Lalu gemuruh jawaban menderu bak angin puyuh yang membikin rambut saya jadi berkibar-kibar (padahal selama menjadi guru, rambut saya tidak pernah panjang hehe). Jawaban jawaban itu akhirnya bisa saya urai satu demi satu.
" Musik kegemaran opa oma saya Bu," jawab si A.
"Yang pake gitar kecil-kecil itu Bu," jawab yang lain.
"Yang biasa dimainin pengamen di perempatan," mulai mengkerut jidat saya.
"Nggak tau ah Bu, jadul pokoknya. Nggak asik pokoknya. Asikan MCR Bu, tau kan?" jidat makin mengkerut kayak mummi.
"Kalo di buku paket tertulis musik yang akarnya dari Portugis," masih mending ada dasar ilmiahnya.
Lalu tiba-tiba ada umpan balik yang membikin "mak kliyeng" ini kepala.
"Lah, kalau menurut bu Guru sendiri apa ?," gleg.
Untung saya sudah punya sifat anti jaim di kelas. Langsung saya jawab," pengetahuan bu Guru sendiri tentang musik keroncong masih sedikit. Makanya bu Guru ajak kalian berdiskusi untuk tukar pengertian. Eh, kok jawabannya pada ngawur," sambil tersenyum lega karena murid-murid tidak ngeBom saya dengan kata "huuuuuu".

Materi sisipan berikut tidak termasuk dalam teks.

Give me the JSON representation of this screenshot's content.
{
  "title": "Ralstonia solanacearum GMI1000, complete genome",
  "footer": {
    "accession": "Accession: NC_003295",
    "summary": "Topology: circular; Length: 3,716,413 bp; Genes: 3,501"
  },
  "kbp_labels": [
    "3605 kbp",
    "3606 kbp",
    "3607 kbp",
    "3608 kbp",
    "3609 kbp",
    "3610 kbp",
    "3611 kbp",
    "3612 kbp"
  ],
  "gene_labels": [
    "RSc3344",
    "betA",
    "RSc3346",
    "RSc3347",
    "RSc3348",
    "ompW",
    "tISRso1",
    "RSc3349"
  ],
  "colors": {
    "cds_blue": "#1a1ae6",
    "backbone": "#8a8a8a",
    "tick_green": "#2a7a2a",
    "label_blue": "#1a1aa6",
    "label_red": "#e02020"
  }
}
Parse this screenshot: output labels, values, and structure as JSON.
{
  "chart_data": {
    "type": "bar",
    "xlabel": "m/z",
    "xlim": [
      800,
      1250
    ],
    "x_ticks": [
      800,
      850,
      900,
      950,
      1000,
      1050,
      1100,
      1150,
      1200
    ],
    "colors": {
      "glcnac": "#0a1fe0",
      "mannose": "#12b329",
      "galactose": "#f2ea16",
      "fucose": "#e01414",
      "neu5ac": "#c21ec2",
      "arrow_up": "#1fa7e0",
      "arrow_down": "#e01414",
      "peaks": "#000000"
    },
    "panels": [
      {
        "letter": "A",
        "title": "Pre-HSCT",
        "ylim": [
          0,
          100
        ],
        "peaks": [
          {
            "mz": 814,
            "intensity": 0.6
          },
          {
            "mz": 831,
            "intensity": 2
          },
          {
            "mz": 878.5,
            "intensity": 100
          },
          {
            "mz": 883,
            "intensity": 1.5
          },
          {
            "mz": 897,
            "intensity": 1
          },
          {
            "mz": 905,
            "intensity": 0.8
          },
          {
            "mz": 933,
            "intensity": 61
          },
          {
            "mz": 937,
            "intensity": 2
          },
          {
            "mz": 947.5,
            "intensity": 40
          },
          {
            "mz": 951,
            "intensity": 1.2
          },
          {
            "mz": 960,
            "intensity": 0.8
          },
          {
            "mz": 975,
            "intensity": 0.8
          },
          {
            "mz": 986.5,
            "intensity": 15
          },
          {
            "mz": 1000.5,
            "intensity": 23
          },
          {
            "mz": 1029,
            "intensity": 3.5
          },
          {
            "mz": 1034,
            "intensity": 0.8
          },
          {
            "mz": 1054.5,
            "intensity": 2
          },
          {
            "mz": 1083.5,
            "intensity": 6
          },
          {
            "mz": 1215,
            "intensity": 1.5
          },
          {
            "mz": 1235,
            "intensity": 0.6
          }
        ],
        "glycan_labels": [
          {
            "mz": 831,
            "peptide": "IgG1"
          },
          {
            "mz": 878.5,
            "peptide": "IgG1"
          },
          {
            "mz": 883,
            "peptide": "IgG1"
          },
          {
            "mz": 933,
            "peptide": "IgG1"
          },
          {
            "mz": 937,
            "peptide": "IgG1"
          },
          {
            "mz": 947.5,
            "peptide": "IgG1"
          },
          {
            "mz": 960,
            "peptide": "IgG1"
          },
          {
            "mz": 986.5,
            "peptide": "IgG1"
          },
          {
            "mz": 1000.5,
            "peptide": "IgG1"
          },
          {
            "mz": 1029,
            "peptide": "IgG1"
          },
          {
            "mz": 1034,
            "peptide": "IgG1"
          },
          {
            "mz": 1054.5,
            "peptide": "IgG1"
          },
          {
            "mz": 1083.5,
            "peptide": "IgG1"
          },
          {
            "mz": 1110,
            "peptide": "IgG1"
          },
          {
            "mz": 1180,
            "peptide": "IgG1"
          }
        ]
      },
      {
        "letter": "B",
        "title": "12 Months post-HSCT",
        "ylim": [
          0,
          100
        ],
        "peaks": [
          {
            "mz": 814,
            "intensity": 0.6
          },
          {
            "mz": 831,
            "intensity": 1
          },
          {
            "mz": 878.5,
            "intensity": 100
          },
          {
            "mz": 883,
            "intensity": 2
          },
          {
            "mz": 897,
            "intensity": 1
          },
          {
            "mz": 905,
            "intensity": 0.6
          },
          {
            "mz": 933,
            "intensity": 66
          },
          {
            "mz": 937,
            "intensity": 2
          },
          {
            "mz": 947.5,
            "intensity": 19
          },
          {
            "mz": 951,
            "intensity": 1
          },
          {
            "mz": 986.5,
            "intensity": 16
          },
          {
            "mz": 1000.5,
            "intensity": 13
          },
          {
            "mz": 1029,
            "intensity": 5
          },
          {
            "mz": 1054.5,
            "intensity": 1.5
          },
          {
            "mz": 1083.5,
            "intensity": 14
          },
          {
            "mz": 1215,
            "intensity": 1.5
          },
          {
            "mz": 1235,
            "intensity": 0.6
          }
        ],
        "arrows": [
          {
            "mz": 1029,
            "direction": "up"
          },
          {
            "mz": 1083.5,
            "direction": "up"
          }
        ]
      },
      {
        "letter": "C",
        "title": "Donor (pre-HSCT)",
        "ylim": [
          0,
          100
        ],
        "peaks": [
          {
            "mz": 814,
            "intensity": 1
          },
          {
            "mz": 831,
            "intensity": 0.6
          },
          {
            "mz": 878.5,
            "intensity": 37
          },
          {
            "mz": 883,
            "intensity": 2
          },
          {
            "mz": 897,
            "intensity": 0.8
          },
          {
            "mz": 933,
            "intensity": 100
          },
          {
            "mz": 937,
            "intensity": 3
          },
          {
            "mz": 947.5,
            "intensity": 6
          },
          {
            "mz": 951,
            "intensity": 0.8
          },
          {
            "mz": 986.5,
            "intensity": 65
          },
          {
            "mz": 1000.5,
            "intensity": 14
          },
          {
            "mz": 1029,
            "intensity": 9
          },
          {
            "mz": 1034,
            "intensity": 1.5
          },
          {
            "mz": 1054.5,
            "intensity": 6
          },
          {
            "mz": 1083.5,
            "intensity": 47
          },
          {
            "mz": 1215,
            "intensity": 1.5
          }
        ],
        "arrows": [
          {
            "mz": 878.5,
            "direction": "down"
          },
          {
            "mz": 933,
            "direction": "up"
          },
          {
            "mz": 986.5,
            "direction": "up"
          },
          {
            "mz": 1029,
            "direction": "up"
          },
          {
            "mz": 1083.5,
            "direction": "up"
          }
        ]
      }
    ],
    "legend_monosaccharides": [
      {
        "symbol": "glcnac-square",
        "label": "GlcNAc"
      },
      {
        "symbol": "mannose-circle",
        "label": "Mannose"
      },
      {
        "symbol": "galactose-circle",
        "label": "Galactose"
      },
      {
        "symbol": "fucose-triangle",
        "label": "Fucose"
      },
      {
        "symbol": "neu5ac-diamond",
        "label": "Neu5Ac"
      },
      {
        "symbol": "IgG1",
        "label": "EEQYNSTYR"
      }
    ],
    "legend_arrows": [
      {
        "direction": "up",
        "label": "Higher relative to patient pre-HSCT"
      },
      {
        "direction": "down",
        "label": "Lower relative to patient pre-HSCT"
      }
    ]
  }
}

Beberapa waktu berlalu, hingga saya dapat undangan untuk mengikuti SEMINAR KERONCONG UNFORGETABLE dengan narasumber Singgih Sanjaya, Dosen ISI, komposer dan arranger, (putrinya adalah alumni SMP N 5 Yogyakarta), dan Queen Of Keroncong, Tante, Ibu, Oma Waldjinah yang terkenal dengan Walangkekeknya. Narasumber lain adalah Pak Wawan, wartawan SKH Kedaulatan Rakyat yang banyak menulis berita tentang Seni dan Budaya dan dipanu oleh mas Imung, Dosen Flute sekaligus praktisi keroncong.

Awalnya saya merasa seperti perempuan di sarang penyamun, karena peserta seminar adalah rata-rata pemain keroncong senior, penikmat serta pengamat keroncong. Lha saya, jangankan main, mendengarkan pun jarang. Meski begitu, saya tidak alergi dengan jenis musik ini.
Kemudian ketika dialog mengalir dengan santai, tanpa istilah-istilah ilmiah yang njlimet, apalagi Oma Waldjinah, bercerita tentang pengalamannya sebagai penyanyi keroncong sangat lugu dan segar, perahan membuka pemikiran saya secara lebih luas tentang musik keroncong.

Jika dulu, semasa kuliah, teknik-teknik bermain yang dikejar, maka dari dialog seminar tadi, ada pengetahuan baru tentang nilai-nilai luhur yang dikandung oleh musik Keroncong.
Akibatnya saya menjadi tidak sabar untuk menunggu hari Rabu malam, tanggal 29 Juli 2009 yang mana akan diselenggarakan Concert Orkestra Keroncong dengan tema Unforgetable Keroncong. Terus terang saya penasaran. Keroncong dipentaskan dengan format orkestra, bukan itu saja, ada pembaharuan kreatifitas dalam musik Keroncong yang akan disajikan dalam konser tersebut.

Ah, andaikan saya bisa mengajak seluruh murid-murid saya untuk menonton acara tersebut, mungkin tiket seharga 10.000 untuk kelas festival dan 25.000 untuk kelas VIP tidak akan bernilai apa-apa dibandingkan dengan pengalaman musik yang akan di dapat dan berharap dari melihat karya anak bangsa tersebut, tumbuh paling tidak satu benih untuk tetap melestarikan musik asli Indonesia ini.